At least when bands go for broke in moulds like this, there’s a catharsis in the sniping to latch onto and enjoy. girlfriends, meanwhile, have no such compunction towards that. They’re overwhelmingly boilerplate and warmed-over, perhaps no more so than the scene around them, but that only raises further issues. What exactly does this add that’s worth paying attention to? If girlfriends were simply a brand new band, divorced from any prior industry connections, would they still be given the same degree of exposure? Well, it’s borderline impossible to say given how much of a rarity in these stripes of pop-punk that’s become, but there’s certainly not much on Over My Dead Body to suggest so. If you want to be kind, maybe they can pen a stronger hook on average—Life’s A Brittany and Plastic are both irritatingly sticky, no matter how much you want to resist—but they don’t break past that surface level too much, if at all.

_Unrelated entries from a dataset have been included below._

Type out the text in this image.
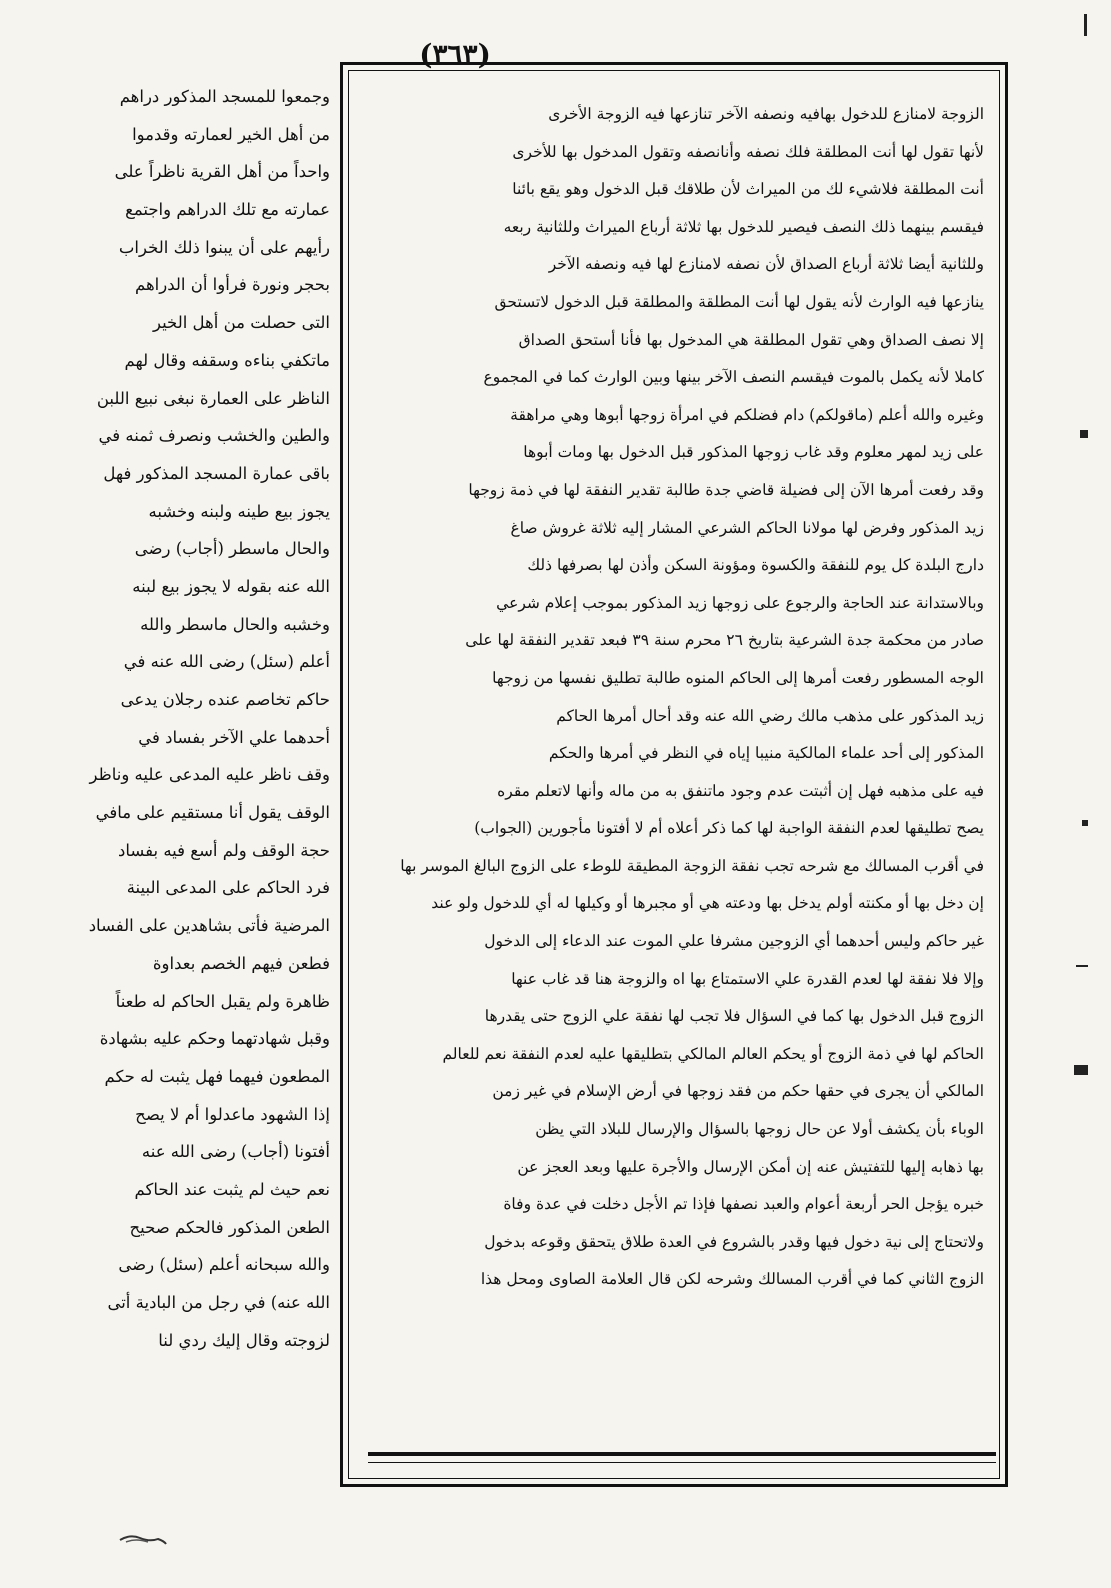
(٣٦٣)
الزوجة لامنازع للدخول بهافيه ونصفه الآخر تنازعها فيه الزوجة الأخرى
لأنها تقول لها أنت المطلقة فلك نصفه وأنانصفه وتقول المدخول بها للأخرى
أنت المطلقة فلاشيء لك من الميراث لأن طلاقك قبل الدخول وهو يقع بائنا
فيقسم بينهما ذلك النصف فيصير للدخول بها ثلاثة أرباع الميراث وللثانية ربعه
وللثانية أيضا ثلاثة أرباع الصداق لأن نصفه لامنازع لها فيه ونصفه الآخر
ينازعها فيه الوارث لأنه يقول لها أنت المطلقة والمطلقة قبل الدخول لاتستحق
إلا نصف الصداق وهي تقول المطلقة هي المدخول بها فأنا أستحق الصداق
كاملا لأنه يكمل بالموت فيقسم النصف الآخر بينها وبين الوارث كما في المجموع
وغيره والله أعلم (ماقولكم) دام فضلكم في امرأة زوجها أبوها وهي مراهقة
على زيد لمهر معلوم وقد غاب زوجها المذكور قبل الدخول بها ومات أبوها
وقد رفعت أمرها الآن إلى فضيلة قاضي جدة طالبة تقدير النفقة لها في ذمة زوجها
زيد المذكور وفرض لها مولانا الحاكم الشرعي المشار إليه ثلاثة غروش صاغ
دارج البلدة كل يوم للنفقة والكسوة ومؤونة السكن وأذن لها بصرفها ذلك
وبالاستدانة عند الحاجة والرجوع على زوجها زيد المذكور بموجب إعلام شرعي
صادر من محكمة جدة الشرعية بتاريخ ٢٦ محرم سنة ٣٩ فبعد تقدير النفقة لها على
الوجه المسطور رفعت أمرها إلى الحاكم المنوه طالبة تطليق نفسها من زوجها
زيد المذكور على مذهب مالك رضي الله عنه وقد أحال أمرها الحاكم
المذكور إلى أحد علماء المالكية منيبا إياه في النظر في أمرها والحكم
فيه على مذهبه فهل إن أثبتت عدم وجود ماتنفق به من ماله وأنها لاتعلم مقره
يصح تطليقها لعدم النفقة الواجبة لها كما ذكر أعلاه أم لا أفتونا مأجورين (الجواب)
في أقرب المسالك مع شرحه تجب نفقة الزوجة المطيقة للوطء على الزوج البالغ الموسر بها
إن دخل بها أو مكنته أولم يدخل بها ودعته هي أو مجبرها أو وكيلها له أي للدخول ولو عند
غير حاكم وليس أحدهما أي الزوجين مشرفا علي الموت عند الدعاء إلى الدخول
وإلا فلا نفقة لها لعدم القدرة علي الاستمتاع بها اه والزوجة هنا قد غاب عنها
الزوج قبل الدخول بها كما في السؤال فلا تجب لها نفقة علي الزوج حتى يقدرها
الحاكم لها في ذمة الزوج أو يحكم العالم المالكي بتطليقها عليه لعدم النفقة نعم للعالم
المالكي أن يجرى في حقها حكم من فقد زوجها في أرض الإسلام في غير زمن
الوباء بأن يكشف أولا عن حال زوجها بالسؤال والإرسال للبلاد التي يظن
بها ذهابه إليها للتفتيش عنه إن أمكن الإرسال والأجرة عليها وبعد العجز عن
خبره يؤجل الحر أربعة أعوام والعبد نصفها فإذا تم الأجل دخلت في عدة وفاة
ولاتحتاج إلى نية دخول فيها وقدر بالشروع في العدة طلاق يتحقق وقوعه بدخول
الزوج الثاني كما في أقرب المسالك وشرحه لكن قال العلامة الصاوى ومحل هذا
وجمعوا للمسجد المذكور دراهم
من أهل الخير لعمارته وقدموا
واحداً من أهل القرية ناظراً على
عمارته مع تلك الدراهم واجتمع
رأيهم على أن يبنوا ذلك الخراب
بحجر ونورة فرأوا أن الدراهم
التى حصلت من أهل الخير
ماتكفي بناءه وسقفه وقال لهم
الناظر على العمارة نبغى نبيع اللبن
والطين والخشب ونصرف ثمنه في
باقى عمارة المسجد المذكور فهل
يجوز بيع طينه ولبنه وخشبه
والحال ماسطر (أجاب) رضى
الله عنه بقوله لا يجوز بيع لبنه
وخشبه والحال ماسطر والله
أعلم (سئل) رضى الله عنه في
حاكم تخاصم عنده رجلان يدعى
أحدهما علي الآخر بفساد في
وقف ناظر عليه المدعى عليه وناظر
الوقف يقول أنا مستقيم على مافي
حجة الوقف ولم أسع فيه بفساد
فرد الحاكم على المدعى البينة
المرضية فأتى بشاهدين على الفساد
فطعن فيهم الخصم بعداوة
ظاهرة ولم يقبل الحاكم له طعناً
وقبل شهادتهما وحكم عليه بشهادة
المطعون فيهما فهل يثبت له حكم
إذا الشهود ماعدلوا أم لا يصح
أفتونا (أجاب) رضى الله عنه
نعم حيث لم يثبت عند الحاكم
الطعن المذكور فالحكم صحيح
والله سبحانه أعلم (سئل) رضى
الله عنه) في رجل من البادية أتى
لزوجته وقال إليك ردي لنا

Going over the minutiae of it all would simply be regurgitating the same complaints applicable to basically everyone in this scene, but the sound really does leave a lot to be desired. It’s underweight and edgeless, full of watery guitar slushes and trap deviations that are sucked totally dry of power. None of it is new, and the fact that girlfriends still seem hell-bent on leaping on such an obviously limited, static musical palette speaks more negatively about them than anything else. Any brief moment of freshness or novelty is dead and gone now; more often, this sort of blackbear-esque pop-punk copy of a copy falls to a half-life diminishing by the second. And when songs like Talk or Thanks Anyway are so flat and stiff with no fervour behind them, how does anybody reasonably expect them to have a lasting presence?
It’s that abject disposability that’s the real kicker with an act like girlfriends. New additions to this scene don’t usually inspire the same intermingled frustration and befuddlement they maybe once did; now, it’s just exasperation that we’re still doing this, without so much as an attempt being made to juice it up even a bit. No wonder girlfriends have been able to churn out as much material as they have when their entire game plan appears to be copying other acts’ homework, which in itself is a cheapened, watered-down impression of countless other, better bands. That’s pretty much the level we’re on with pop-punk like this now, and even as it begins to fade, an act like girlfriends can still keep it around thanks to corporately-vetted pap as naked and shameless as this. Just wonderful…
For fans of: jxdn, Machine Gun Kelly, anything that Travis Barker has been on in the last three years
‘Over My Dead Body’ by girlfriends is out now on Big Noise.